Er müsste damit bei einer Tätigkeit als KI-Leiter Fachfortbildungen aus dem Aufgabenfeld Kriminalitätsangelegenheiten allgemein und aus dem Deliktsspektrum der von ihm geleiteten Inspektion speziell besuchen. Anschließend müsste er bei einem Wechsel in die Direktion Gefahrenabwehr/Einsatz, Verkehr oder auch in eine andere Funktion weitere fachliche Fortbildungsseminare besuchen, die ihm Erkenntnisgewinne für diese neue Aufgabe versprechen.

Dies bedeutet gleichzeitig, dass er prognostisch große Anteile der Erkenntnisse aus den Fachfortbildungen der Erstfunktion in der Zweitfunktion nicht anwenden kann und in der Drittfunktion, die dann in A 15 oder in A 16 angesiedelt ist, die Ergebnisse und Erkenntnisse aus beiden vorangegangenen Fachfortbildungen nur bedingt nutzen kann. Damit wird nicht nur der Sinn der kernaufgabenorientierten Organisation konterkariert, sondern es werden auch Zeit- und damit finanzielle Ressourcen, die für Fortbildungen eingesetzt worden sind, wenig effizient genutzt.
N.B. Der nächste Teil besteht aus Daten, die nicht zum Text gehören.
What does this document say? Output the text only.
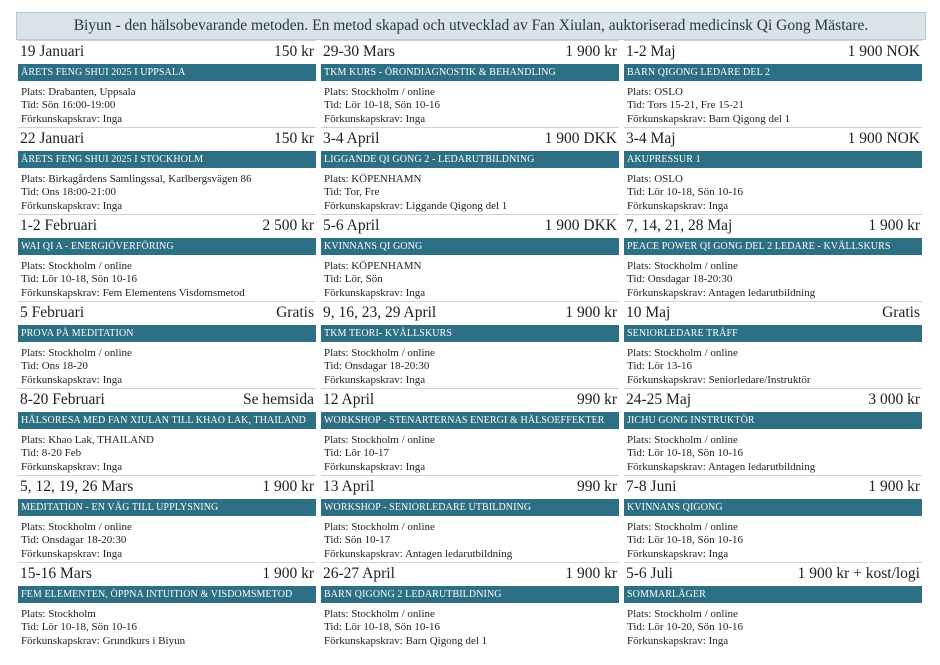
Biyun - den hälsobevarande metoden. En metod skapad och utvecklad av Fan Xiulan, auktoriserad medicinsk Qi Gong Mästare.
19 Januari	150 kr
ÅRETS FENG SHUI 2025 I UPPSALA
Plats: Drabanten, Uppsala
Tid: Sön 16:00-19:00
Förkunskapskrav: Inga
29-30 Mars	1 900 kr
TKM KURS - ÖRONDIAGNOSTIK & BEHANDLING
Plats: Stockholm / online
Tid: Lör 10-18, Sön 10-16
Förkunskapskrav: Inga
1-2 Maj	1 900 NOK
BARN QIGONG LEDARE DEL 2
Plats: OSLO
Tid: Tors 15-21, Fre 15-21
Förkunskapskrav: Barn Qigong del 1
22 Januari	150 kr
ÅRETS FENG SHUI 2025 I STOCKHOLM
Plats: Birkagårdens Samlingssal, Karlbergsvägen 86
Tid: Ons 18:00-21:00
Förkunskapskrav: Inga
3-4 April	1 900 DKK
LIGGANDE QI GONG 2 - LEDARUTBILDNING
Plats: KÖPENHAMN
Tid: Tor, Fre
Förkunskapskrav: Liggande Qigong del 1
3-4 Maj	1 900 NOK
AKUPRESSUR 1
Plats: OSLO
Tid: Lör 10-18, Sön 10-16
Förkunskapskrav: Inga
1-2 Februari	2 500 kr
WAI QI A - ENERGIÖVERFÖRING
Plats: Stockholm / online
Tid: Lör 10-18, Sön 10-16
Förkunskapskrav: Fem Elementens Visdomsmetod
5-6 April	1 900 DKK
KVINNANS QI GONG
Plats: KÖPENHAMN
Tid: Lör, Sön
Förkunskapskrav: Inga
7, 14, 21, 28 Maj	1 900 kr
PEACE POWER QI GONG DEL 2 LEDARE - KVÄLLSKURS
Plats: Stockholm / online
Tid: Onsdagar 18-20:30
Förkunskapskrav: Antagen ledarutbildning
5 Februari	Gratis
PROVA PÅ MEDITATION
Plats: Stockholm / online
Tid: Ons 18-20
Förkunskapskrav: Inga
9, 16, 23, 29 April	1 900 kr
TKM TEORI- KVÄLLSKURS
Plats: Stockholm / online
Tid: Onsdagar 18-20:30
Förkunskapskrav: Inga
10 Maj	Gratis
SENIORLEDARE TRÄFF
Plats: Stockholm / online
Tid: Lör 13-16
Förkunskapskrav: Seniorledare/Instruktör
8-20 Februari	Se hemsida
HÄLSORESA MED FAN XIULAN TILL KHAO LAK, THAILAND
Plats: Khao Lak, THAILAND
Tid: 8-20 Feb
Förkunskapskrav: Inga
12 April	990 kr
WORKSHOP - STENARTERNAS ENERGI & HÄLSOEFFEKTER
Plats: Stockholm / online
Tid: Lör 10-17
Förkunskapskrav: Inga
24-25 Maj	3 000 kr
JICHU GONG INSTRUKTÖR
Plats: Stockholm / online
Tid: Lör 10-18, Sön 10-16
Förkunskapskrav: Antagen ledarutbildning
5, 12, 19, 26 Mars	1 900 kr
MEDITATION - EN VÄG TILL UPPLYSNING
Plats: Stockholm / online
Tid: Onsdagar 18-20:30
Förkunskapskrav: Inga
13 April	990 kr
WORKSHOP - SENIORLEDARE UTBILDNING
Plats: Stockholm / online
Tid: Sön 10-17
Förkunskapskrav: Antagen ledarutbildning
7-8 Juni	1 900 kr
KVINNANS QIGONG
Plats: Stockholm / online
Tid: Lör 10-18, Sön 10-16
Förkunskapskrav: Inga
15-16 Mars	1 900 kr
FEM ELEMENTEN, ÖPPNA INTUITION & VISDOMSMETOD
Plats: Stockholm
Tid: Lör 10-18, Sön 10-16
Förkunskapskrav: Grundkurs i Biyun
26-27 April	1 900 kr
BARN QIGONG 2 LEDARUTBILDNING
Plats: Stockholm / online
Tid: Lör 10-18, Sön 10-16
Förkunskapskrav: Barn Qigong del 1
5-6 Juli	1 900 kr + kost/logi
SOMMARLÄGER
Plats: Stockholm / online
Tid: Lör 10-20, Sön 10-16
Förkunskapskrav: Inga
Die Führungsfunktionen in der Direktion Kriminalität sind in hohem Maße davon geprägt, qualifizierte Sachbearbeitung und damit Beweisführung in sich sehr stark unterscheidenden Deliktsfeldern zu gewährleisten. Das Aufgabenspektrum der KI-Leiter unterscheidet sich erheblich voneinander. So werden z.B. in einer Kriminalhauptstelle an den Leiter einer Staatsschutz-Dienststelle ganz andere Fach- wie auch Führungsanforderungen gestellt, als an den Leiter einer KI 1; der Leiter einer KI 2 für organisierte und Wirtschaftskriminalität benötigt andere Kompetenzen, als der Leiter einer Kriminalinspektion, die sich an Serviceaufgaben wie Erkennungsdienst, Fahndung, Kriminaldauerdienst oder auch Bekämpfung der Massenkriminalität ausrichtet.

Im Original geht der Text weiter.